In 2016 veroordeelde het Europees Hof voor de Rechten van de Mens (EHRM) ons land in een zogenaamd pilootarrest wegens een structurele schending van de mensenrechten in hoofde van geïnterneerde geesteszieken die van hun vrijheid werden beroofd in de psychiatrische annexen van de gevangenis.
België kreeg twee jaar de tijd om de situatie op doortastende wijze te veranderen.
Uit het meest recente verslag van het Anti-foltercomité (CPT) bleek dat de recent opgerichte Forensisch Psychiatrische Centra (FPC) te Gent en te Antwerpen[1] wel voldoende zorg en omkadering boden, maar werd opnieuw vastgesteld dat de situatie in de gevangenissen ondermaats was.
Mede in het licht daarvan heeft het EHRM in september 2021 opnieuw een veroordeling uitgesproken tegen de Belgische Staat (arrest Venken e.a., link).
Het EHRM voegde vijf dossiers samen.
Zeer kort samengevat komt het arrest hier op neer:
- De opsluiting van geïnterneerden in de gevangenis blijft een schending uitmaken van art. 3 EVRM en van art. 5 EVRM[2].
- Het EHRM neemt aan dat de schadevergoeding die de Belgische Staat daarvoor betaalde aan de verzoekers (minnelijk, dan wel na het voeren van een procedure voor de rechtbank van eerste aanleg) ten bedrage van 1.250,00 EUR per jaar gevangenisdetentie in het verleden voldoende is als erkenning van deze schending[3].
- Het EHRM oordeelt dat de mogelijkheden die de interneringswet biedt om de KBM te vatten (via de gewone procedure en/of de spoedprocedure) om deze schending te voorkomen en/of te doen eindigen op zich geen effectieve rechtsmiddelen zijn. Volgens het EHRM wordt immers van een geïnterneerde ten onrechte verwacht dat hij/zij zelf zorgt voor een residentiële of ambulante reclassering (terwijl dat de plicht is van de Belgische Staat).
- Het EHRM oordeelt evenwel dat de mogelijkheid die de interneringswet biedt in combinatie met de mogelijkheid voor een geïnterneerde om een kort geding procedure te voeren (overeenkomstig art. 584 Ger.W) wél een effectief rechtsmiddel biedt. Het EHRM verwijst daarbij naar de mogelijkheid dat een geïnterneerde aan de kort geding rechter kan vragen om de Belgische Staat te veroordelen wegens een schending van haar verplichting een geïnterneerde binnen korte termijn over te plaatsen naar een aangepast behandelcentrum, én om de Belgische Staat te verplichten om in dergelijke overplaatsing te voorzien onder verbeurte van een dwangsom.

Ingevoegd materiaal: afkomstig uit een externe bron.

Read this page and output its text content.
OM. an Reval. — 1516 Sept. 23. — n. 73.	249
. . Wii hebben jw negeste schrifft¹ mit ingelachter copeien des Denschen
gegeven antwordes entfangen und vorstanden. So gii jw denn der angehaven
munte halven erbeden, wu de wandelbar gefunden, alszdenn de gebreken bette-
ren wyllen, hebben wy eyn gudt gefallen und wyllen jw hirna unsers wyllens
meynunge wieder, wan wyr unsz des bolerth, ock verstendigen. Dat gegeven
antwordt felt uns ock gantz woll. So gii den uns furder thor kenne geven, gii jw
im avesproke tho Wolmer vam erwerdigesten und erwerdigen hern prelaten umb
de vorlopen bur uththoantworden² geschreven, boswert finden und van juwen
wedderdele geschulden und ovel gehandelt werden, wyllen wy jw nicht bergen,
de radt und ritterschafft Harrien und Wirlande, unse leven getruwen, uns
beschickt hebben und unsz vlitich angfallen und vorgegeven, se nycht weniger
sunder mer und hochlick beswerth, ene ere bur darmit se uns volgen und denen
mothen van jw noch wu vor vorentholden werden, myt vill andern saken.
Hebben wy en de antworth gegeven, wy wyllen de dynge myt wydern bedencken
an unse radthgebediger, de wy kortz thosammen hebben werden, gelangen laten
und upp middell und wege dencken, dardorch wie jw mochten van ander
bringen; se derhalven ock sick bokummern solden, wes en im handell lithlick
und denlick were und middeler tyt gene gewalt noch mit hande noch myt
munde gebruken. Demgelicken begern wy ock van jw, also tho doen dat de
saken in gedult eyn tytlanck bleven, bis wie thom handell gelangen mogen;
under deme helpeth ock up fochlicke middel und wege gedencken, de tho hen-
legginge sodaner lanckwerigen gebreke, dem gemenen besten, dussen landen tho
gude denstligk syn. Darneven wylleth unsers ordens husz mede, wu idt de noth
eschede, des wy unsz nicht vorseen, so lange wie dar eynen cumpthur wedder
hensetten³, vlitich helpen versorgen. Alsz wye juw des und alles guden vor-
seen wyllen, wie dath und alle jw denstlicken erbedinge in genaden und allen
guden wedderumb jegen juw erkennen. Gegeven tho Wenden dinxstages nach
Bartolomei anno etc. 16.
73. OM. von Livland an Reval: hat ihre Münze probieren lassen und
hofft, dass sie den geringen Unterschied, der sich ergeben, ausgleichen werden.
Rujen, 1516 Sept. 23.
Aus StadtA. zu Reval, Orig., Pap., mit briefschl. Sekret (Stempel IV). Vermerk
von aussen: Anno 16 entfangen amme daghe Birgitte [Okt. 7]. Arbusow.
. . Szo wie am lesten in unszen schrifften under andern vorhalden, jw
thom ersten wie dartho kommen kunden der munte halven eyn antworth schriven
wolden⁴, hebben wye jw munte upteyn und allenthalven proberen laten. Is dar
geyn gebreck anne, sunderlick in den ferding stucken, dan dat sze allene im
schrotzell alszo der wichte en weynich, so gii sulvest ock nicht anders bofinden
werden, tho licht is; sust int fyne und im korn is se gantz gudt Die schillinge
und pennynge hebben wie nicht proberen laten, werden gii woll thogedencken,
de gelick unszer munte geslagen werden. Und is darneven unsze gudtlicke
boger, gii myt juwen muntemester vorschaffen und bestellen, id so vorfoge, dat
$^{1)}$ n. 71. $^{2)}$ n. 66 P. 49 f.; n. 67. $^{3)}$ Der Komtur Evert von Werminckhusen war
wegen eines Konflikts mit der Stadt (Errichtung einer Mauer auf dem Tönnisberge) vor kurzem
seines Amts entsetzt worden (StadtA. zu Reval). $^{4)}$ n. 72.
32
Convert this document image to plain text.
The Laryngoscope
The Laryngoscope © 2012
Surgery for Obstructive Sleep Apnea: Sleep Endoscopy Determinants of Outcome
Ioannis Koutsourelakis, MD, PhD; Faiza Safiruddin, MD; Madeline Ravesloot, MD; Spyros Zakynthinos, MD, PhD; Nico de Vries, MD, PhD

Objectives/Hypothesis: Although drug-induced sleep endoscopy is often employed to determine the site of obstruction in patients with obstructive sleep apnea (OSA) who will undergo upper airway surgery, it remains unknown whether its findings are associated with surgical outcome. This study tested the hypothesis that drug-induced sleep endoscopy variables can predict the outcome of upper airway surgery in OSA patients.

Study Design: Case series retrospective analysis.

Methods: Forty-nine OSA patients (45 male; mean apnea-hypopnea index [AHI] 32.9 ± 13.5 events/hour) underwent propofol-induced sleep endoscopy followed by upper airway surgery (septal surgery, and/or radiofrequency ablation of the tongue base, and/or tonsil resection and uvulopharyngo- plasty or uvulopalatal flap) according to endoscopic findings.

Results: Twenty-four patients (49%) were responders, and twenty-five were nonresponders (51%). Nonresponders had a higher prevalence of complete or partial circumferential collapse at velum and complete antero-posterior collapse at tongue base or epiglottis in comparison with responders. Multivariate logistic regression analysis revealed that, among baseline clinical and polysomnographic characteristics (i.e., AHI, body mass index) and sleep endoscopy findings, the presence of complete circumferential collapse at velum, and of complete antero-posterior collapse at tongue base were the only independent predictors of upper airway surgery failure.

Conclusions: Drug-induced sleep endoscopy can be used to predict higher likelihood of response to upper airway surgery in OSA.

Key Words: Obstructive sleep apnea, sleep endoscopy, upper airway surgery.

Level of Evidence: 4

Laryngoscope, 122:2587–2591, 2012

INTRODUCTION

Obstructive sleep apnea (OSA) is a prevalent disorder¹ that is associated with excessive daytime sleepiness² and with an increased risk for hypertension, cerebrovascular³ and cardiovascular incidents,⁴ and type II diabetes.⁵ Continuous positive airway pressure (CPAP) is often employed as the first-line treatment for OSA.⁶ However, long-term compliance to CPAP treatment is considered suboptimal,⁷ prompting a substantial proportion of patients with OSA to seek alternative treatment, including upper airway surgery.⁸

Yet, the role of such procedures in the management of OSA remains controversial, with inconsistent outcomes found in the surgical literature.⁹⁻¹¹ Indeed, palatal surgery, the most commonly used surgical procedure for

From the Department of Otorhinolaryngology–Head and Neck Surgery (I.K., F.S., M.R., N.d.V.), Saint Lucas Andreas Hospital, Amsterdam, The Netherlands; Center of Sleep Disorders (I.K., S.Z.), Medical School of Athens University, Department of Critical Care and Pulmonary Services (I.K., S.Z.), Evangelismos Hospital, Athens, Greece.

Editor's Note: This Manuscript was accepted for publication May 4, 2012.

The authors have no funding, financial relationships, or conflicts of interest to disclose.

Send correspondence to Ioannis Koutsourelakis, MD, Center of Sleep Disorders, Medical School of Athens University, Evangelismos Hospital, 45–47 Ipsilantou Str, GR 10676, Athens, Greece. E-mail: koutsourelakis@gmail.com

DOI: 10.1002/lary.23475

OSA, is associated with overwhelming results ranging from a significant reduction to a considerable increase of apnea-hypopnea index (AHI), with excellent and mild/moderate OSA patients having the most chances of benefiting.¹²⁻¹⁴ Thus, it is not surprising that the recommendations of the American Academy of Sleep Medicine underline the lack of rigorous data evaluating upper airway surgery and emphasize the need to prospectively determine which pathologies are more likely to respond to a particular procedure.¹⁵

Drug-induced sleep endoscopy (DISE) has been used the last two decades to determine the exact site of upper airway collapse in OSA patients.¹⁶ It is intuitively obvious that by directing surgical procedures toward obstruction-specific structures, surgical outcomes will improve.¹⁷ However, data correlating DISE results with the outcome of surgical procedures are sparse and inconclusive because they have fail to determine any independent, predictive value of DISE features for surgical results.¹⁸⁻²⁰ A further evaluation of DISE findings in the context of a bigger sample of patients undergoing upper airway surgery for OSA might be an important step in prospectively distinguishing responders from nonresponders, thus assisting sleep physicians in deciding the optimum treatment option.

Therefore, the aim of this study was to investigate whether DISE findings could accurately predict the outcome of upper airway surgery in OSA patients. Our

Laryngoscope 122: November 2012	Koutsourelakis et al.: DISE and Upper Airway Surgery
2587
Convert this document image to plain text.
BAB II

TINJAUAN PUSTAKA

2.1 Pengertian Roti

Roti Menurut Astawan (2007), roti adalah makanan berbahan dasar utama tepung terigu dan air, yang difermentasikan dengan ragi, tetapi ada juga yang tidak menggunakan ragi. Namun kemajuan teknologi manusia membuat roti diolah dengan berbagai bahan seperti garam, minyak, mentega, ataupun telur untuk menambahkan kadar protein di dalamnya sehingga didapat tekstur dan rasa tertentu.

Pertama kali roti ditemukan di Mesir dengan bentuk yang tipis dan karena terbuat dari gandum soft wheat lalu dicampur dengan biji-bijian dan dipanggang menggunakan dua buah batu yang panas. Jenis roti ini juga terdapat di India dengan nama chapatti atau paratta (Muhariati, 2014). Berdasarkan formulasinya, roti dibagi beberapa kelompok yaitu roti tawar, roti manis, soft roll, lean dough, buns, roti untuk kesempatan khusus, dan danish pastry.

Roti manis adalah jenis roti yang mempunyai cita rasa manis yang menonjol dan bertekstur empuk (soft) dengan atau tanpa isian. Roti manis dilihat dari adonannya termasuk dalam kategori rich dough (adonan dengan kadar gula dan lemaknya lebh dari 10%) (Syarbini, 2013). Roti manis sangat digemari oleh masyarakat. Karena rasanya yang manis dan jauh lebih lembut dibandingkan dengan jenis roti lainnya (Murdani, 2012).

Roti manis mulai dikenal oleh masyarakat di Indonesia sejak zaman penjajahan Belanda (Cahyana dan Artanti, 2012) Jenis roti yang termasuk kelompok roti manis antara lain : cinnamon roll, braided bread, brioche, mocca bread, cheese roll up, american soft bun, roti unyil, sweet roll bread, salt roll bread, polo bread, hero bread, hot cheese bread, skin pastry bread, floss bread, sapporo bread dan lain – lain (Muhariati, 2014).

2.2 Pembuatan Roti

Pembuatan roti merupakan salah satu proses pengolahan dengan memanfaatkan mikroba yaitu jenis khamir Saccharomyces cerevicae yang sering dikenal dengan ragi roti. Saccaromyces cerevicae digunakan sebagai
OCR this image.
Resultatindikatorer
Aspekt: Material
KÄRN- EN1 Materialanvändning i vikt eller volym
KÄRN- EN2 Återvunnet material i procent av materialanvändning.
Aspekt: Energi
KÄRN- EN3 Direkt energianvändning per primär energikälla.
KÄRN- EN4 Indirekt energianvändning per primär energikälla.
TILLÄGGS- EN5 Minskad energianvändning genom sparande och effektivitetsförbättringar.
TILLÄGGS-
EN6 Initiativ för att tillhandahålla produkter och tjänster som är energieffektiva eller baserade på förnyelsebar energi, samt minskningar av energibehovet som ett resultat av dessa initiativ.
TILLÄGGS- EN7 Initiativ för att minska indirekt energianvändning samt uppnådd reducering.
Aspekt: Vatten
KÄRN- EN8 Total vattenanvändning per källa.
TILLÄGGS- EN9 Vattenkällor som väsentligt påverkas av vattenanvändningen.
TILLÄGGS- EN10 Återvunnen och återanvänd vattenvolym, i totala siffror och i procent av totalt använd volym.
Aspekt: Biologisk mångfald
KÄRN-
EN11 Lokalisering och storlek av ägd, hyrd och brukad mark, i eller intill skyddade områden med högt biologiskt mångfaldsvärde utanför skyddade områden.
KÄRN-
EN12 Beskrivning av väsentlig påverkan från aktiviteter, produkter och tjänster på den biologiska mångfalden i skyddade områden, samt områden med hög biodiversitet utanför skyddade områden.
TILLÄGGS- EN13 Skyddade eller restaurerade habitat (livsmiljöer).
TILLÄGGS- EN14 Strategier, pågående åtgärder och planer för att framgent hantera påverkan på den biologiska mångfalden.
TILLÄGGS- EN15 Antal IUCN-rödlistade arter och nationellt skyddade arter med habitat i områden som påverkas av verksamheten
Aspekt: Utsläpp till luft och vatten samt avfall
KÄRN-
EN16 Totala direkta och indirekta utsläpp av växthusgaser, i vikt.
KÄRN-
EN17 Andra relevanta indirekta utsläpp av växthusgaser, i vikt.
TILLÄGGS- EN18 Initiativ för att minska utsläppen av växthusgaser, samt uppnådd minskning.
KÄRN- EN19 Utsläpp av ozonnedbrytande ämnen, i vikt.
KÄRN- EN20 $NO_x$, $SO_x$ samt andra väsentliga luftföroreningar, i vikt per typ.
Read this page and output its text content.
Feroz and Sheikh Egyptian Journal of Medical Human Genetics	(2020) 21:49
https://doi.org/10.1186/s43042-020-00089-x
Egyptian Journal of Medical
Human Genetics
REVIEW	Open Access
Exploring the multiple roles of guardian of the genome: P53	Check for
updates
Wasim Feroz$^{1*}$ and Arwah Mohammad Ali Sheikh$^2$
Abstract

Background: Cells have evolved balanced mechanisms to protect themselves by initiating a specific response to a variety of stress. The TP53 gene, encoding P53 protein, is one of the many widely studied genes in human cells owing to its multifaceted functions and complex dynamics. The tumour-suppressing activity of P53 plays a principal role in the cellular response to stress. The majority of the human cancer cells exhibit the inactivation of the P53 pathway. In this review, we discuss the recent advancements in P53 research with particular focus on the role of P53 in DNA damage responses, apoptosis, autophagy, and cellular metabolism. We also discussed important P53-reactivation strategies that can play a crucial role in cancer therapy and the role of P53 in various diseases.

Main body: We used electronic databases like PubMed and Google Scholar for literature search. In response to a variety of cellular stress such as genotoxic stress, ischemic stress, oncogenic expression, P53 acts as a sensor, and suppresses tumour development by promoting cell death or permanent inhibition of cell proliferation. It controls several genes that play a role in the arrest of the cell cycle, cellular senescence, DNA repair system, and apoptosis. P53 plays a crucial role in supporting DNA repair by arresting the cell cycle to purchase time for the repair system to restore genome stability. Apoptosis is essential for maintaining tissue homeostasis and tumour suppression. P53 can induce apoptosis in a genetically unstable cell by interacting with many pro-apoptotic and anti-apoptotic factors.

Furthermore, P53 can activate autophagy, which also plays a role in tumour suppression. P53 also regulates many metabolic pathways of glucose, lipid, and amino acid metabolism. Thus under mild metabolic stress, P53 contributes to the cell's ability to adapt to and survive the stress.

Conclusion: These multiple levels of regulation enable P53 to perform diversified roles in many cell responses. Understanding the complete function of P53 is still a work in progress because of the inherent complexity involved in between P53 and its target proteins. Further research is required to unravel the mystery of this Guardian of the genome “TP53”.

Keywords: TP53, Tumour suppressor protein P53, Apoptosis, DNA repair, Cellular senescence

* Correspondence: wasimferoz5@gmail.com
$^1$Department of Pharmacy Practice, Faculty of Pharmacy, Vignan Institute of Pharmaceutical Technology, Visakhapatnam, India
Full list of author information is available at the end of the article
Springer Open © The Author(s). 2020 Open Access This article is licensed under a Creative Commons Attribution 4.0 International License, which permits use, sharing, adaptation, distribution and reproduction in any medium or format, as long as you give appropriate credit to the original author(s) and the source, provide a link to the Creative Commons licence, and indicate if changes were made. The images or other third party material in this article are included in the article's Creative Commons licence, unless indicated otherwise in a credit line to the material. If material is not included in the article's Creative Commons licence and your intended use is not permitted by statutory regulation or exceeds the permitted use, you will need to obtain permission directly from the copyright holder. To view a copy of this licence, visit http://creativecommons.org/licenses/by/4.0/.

Het risico dat de Belgische Staat een mogelijke schadevergoeding van 1.250 € per jaar onmenselijke detentie (of 3,42 EUR per dag) zal moeten betalen, is evident geen ernstig drukkingsmiddel. Daarvan getuigen overigens de talrijke veroordelingen die geïnterneerden ter zake hebben bekomen, na daarvoor eerst een gerechtelijke procedure te hebben moeten opstarten.
Het is betreurenswaardig te moeten vaststellen dat een geesteszieke geïnterneerde verplicht wordt om al deze (dure) procedures te voeren om de Belgische Staat ertoe te brengen aan haar evidente mensenrechten-verplichtingen te voldoen.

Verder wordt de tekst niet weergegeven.